Tubir Maut

186 18 1
                                    

Jangan lupa Vote dan Komenya

🍁🍁🍁🍁

Tak lagi perduli dengan guyuran hujan yang tak kunjung mereda ditengah malam yang kian merangkak naik, setelah memperoleh penjelasan dari perawat tentang kondisi Rio yang semakin memburuk Arin dengan ditemani Amel bergegas pergi dengan menaiki mobil milik sahabatnya itu untuk memperjuangkan nyawa kakak yang kini terbaring antara hidup dan mati diruang IGD. Arin sengaja meninggalkan Sisi dirumah sakit agar tetap bisa memantau keadaan Rio.

Sesuai dengan arahan Amel malam itu juga Alfon bergerak mencari informasi tentang kemungkinan ada pendonor darah lain yang bisa menolong.

Disepanjang perjalanan Arin tak bisa lepas mengingat bagaimana perawat pria tadi menjelaskan tentang seberapa parahnya kondisi Rio saat ini.

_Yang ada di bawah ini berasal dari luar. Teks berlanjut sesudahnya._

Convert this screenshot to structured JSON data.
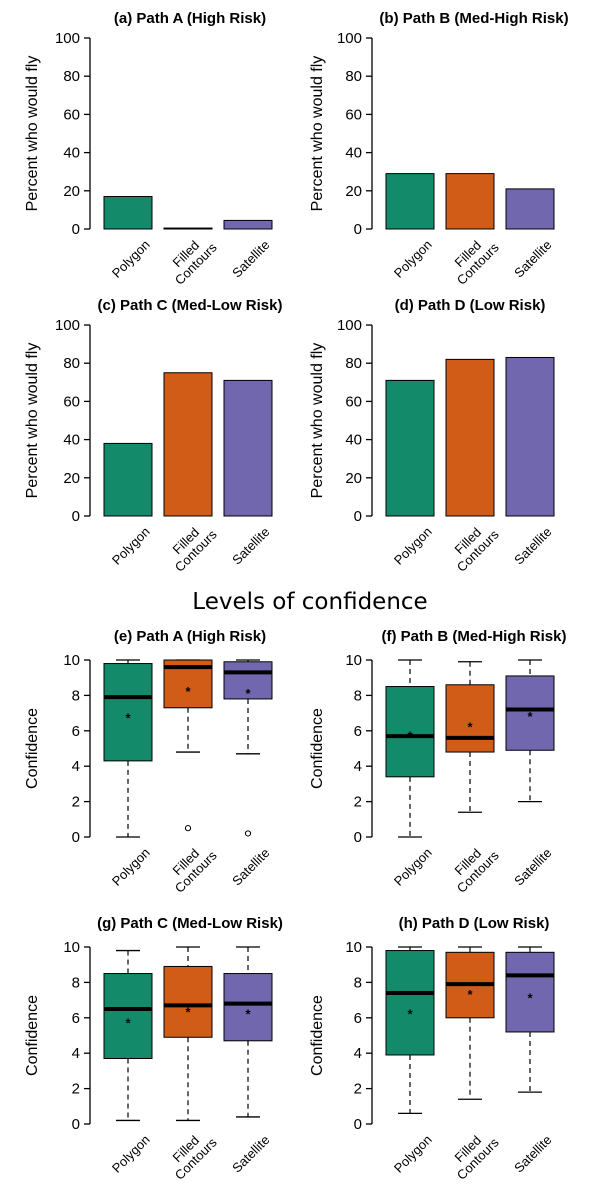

Usaha medis yang paling mungkin bisa dilakukan saat ini hanya berusah menghentikan perdarahan dibagian organ vital Rio terutama otak. Karena dari hasil CT-Scan menunjukan ada perdarahan pada batang otak. Hal itu juga yang menyebabkan kesadaran Rio tak kunjung kembali.

Bahkan saking kerasnya benturan yang terjadi pada saat kecelakaan mengakibatkan adanya kerusakan parah pada tempurung kepala cowok malang itu.

Perawat itu menjelaskan bahwa para medis belum bisa melakukan tindakan lanjutan hingga menunggu kondisi Rio benar-benar stabil. Bahkan operasipun urung dilakukan karena kondisi Rio yang sungguh tidak memungkinkan untuk itu.

"Loe yakin mau nemuin bokap loe Rin?"

Arin tersadar dari lamunan, pandangan matanya bergeser pada sosok gadis disebelahnya

"Kalau masih ada pilihan lain dalam waktu sesingkat dan se-urgen ini, mungkin pilihan ini nggak akan gue ambil Mel. Tapi sayangnya gue nggak punya pilihan untuk saat ini, keselamatan Kak Rio taruhanya. Demi Kak Rio apapun rela gue lakukan, termasuk masuk kedalam api sekalipun"

Amel meremas jemari tangan Arin, memandang senyum getir yang terbit diwajah layu itu. bersamaan lelehan air matanya yang kembali tumpah didua sisi pipinya.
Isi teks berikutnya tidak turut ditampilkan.